In 22 von 27 europäischen Ländern gibt es einen gesetzlichen Mindestlohn – in Österreich regeln etwa 800 Kollektivverträge die Bezahlung, 450 davon verhandeln die Gewerkschaften jährlich neu. Das Burgenland geht einen eigenen Weg: Seit 2020 gibt es hier einen Mindestlohn, aktuell rund 2.300 Euro netto. Doch wie funktioniert dieses Modell genau?
Kein einheitlicher Mindestlohn: Wie Kollektivverträge in Österreich die Bezahlung regeln
In Österreich gibt es keinen einheitlichen gesetzlichen Mindestlohn. Stattdessen legen Kollektivverträge fest, wie viel Beschäftigte in einer bestimmten Branche mindestens verdienen müssen. Der Durchschnitt aller Branchen liegt derzeit bei etwa 1.983 Euro brutto pro Monat. Das bedeutet aber nicht, dass das die Untergrenze für alle ist. Je nach Branche kann die Mindestvergütung höher oder niedriger sein.

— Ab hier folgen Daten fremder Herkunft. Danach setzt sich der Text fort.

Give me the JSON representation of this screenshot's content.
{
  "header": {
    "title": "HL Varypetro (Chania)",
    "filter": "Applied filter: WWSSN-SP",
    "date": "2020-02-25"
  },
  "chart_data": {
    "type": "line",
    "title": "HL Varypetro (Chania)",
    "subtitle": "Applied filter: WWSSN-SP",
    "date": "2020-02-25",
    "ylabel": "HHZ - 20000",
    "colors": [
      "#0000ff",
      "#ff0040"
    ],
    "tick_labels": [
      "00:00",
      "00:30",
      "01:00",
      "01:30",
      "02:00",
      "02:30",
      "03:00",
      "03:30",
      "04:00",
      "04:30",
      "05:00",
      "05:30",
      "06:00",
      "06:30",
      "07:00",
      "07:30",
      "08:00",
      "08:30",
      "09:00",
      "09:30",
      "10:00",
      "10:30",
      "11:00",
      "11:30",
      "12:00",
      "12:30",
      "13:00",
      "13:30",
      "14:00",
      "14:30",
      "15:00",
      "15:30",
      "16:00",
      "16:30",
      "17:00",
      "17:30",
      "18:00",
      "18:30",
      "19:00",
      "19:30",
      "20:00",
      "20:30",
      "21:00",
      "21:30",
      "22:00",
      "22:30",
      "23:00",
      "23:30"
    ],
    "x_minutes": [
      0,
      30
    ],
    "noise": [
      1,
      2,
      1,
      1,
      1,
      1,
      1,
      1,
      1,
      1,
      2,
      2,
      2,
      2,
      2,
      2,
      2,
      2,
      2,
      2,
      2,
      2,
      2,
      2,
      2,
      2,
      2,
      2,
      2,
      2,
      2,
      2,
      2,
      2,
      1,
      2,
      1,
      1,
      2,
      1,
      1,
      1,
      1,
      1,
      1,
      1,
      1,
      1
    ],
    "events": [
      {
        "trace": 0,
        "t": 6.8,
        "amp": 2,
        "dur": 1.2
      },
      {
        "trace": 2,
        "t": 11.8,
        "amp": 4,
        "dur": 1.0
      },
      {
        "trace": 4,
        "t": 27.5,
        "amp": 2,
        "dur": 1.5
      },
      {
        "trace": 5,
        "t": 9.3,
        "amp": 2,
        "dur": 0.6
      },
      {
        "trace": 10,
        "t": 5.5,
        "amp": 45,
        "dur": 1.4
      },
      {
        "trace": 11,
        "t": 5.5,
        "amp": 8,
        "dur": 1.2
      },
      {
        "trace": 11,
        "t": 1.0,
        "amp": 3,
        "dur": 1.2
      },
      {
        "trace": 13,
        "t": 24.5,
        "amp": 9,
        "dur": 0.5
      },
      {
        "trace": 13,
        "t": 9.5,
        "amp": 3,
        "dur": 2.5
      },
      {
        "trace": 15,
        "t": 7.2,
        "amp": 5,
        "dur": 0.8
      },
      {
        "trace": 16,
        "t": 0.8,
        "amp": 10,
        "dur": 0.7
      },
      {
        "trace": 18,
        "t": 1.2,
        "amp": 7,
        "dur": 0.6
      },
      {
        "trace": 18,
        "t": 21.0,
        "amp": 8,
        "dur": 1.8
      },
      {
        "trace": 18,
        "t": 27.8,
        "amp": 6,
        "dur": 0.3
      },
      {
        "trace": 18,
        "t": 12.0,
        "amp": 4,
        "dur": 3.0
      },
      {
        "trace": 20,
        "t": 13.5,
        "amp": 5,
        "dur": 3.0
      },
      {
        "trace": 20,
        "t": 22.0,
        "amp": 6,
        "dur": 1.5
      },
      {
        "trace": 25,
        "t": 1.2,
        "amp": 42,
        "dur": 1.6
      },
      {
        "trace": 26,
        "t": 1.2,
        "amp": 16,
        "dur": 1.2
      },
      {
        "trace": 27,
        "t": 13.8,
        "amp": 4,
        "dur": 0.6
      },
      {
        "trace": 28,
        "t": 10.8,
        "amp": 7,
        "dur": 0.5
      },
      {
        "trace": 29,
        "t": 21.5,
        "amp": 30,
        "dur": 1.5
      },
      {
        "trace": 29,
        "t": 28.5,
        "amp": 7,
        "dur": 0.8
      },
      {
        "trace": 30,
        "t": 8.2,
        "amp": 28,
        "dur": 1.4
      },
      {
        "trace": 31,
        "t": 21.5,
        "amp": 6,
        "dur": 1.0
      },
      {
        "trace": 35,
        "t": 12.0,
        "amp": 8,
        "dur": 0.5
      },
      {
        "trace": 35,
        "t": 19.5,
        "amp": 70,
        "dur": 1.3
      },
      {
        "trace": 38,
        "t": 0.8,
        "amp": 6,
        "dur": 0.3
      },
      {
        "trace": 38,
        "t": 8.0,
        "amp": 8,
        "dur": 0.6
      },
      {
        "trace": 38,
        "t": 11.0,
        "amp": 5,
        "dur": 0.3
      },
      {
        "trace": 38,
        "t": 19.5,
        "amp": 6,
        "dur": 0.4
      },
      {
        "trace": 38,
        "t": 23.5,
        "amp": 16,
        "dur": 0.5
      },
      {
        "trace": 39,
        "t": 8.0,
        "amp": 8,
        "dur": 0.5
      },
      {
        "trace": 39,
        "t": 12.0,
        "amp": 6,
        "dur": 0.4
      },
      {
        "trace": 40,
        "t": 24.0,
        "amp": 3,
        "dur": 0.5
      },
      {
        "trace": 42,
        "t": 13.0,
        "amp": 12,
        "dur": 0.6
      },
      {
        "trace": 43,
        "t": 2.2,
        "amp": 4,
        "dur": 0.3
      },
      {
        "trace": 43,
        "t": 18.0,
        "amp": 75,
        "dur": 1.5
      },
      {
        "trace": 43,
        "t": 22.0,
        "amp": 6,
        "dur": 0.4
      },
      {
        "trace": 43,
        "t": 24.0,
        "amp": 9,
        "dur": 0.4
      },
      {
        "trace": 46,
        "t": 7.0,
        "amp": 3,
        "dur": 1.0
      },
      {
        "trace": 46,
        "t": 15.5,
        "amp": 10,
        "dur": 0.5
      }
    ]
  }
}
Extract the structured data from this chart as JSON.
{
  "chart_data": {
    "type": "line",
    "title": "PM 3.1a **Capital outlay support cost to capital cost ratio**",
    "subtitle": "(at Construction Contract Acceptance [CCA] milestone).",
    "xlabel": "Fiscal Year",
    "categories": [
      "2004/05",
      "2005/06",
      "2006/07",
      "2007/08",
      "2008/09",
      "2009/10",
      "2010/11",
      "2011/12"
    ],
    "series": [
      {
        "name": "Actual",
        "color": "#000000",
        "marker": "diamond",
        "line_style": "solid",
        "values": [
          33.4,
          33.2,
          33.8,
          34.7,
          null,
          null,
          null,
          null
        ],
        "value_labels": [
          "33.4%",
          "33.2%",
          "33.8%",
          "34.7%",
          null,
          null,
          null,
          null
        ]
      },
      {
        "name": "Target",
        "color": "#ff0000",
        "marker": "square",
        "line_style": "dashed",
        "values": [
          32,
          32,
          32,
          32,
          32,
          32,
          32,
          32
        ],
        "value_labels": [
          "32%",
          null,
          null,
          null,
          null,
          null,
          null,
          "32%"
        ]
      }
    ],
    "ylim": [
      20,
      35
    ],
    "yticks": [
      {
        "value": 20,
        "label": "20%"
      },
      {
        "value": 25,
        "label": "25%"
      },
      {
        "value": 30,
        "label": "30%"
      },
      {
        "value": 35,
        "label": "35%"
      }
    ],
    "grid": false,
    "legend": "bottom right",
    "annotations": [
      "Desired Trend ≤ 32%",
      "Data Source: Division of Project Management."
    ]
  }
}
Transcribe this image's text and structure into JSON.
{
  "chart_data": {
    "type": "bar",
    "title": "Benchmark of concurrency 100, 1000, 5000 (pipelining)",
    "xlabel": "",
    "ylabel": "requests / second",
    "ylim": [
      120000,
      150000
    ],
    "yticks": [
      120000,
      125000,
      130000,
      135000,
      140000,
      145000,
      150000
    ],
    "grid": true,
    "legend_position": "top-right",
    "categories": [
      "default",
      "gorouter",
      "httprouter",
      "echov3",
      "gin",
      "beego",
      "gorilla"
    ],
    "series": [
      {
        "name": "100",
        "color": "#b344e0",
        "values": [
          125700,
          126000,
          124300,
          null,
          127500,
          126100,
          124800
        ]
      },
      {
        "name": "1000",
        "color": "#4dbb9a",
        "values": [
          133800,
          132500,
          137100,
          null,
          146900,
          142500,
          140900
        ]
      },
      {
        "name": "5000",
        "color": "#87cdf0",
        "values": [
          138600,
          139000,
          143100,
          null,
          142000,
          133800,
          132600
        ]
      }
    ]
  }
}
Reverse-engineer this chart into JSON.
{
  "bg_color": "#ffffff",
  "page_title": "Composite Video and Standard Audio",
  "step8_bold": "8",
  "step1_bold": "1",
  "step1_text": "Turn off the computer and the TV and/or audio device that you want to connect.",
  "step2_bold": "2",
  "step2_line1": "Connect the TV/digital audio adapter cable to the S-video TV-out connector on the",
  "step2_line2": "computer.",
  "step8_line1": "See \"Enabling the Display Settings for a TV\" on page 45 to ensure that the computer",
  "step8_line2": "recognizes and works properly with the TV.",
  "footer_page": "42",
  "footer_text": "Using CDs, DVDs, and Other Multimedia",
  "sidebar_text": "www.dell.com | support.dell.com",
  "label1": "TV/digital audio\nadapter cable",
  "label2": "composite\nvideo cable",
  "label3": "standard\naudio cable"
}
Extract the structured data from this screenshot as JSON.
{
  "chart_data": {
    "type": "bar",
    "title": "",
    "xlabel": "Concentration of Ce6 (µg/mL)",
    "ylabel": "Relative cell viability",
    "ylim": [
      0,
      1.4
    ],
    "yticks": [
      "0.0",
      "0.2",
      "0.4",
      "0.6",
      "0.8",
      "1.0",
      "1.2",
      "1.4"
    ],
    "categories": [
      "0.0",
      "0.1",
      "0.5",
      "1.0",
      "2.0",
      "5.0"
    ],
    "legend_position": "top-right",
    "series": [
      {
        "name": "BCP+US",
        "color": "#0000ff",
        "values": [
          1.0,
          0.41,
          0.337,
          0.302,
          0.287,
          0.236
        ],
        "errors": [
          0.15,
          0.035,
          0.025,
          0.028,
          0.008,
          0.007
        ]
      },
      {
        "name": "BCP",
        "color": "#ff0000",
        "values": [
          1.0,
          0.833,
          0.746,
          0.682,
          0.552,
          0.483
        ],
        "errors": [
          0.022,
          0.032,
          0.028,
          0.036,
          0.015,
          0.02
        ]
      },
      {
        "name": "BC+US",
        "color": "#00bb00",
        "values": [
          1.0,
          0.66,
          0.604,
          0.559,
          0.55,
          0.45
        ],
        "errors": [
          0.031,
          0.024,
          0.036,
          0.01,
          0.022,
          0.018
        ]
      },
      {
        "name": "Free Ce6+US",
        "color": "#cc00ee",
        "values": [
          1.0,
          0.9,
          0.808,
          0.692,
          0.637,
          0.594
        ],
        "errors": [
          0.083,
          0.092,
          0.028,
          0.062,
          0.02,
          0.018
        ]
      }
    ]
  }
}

Diese Kollektivverträge werden zwischen Arbeitgeber- und Arbeitnehmervertretungen ausgehandelt und berücksichtigen Faktoren wie Qualifikation, Berufserfahrung und Art der Tätigkeit. Alle laufenden Verhandlungen für 2026 und aktuelle Abschlüsse sind hier nachzulesen.
In Österreich darf also kein Arbeitgeber weniger zahlen, als im jeweiligen Kollektivvertrag vorgesehen ist. Zum Vergleich: In Deutschland gibt es einen gesetzlichen Mindestlohn, der bundesweit gilt. Er garantiert allen Beschäftigten einen festen Stundenlohn. Dieser beträgt aktuell rund 13 Euro brutto, unabhängig von Branche oder Erfahrung. Bis 2027 soll der Mindestlohn auf 14,60 Euro brutto steigen. Kollektivverträge dürfen nur höhere Löhne vereinbaren. In vielen anderen europäischen Ländern setzt man ebenfalls auf gesetzliche Mindestlöhne.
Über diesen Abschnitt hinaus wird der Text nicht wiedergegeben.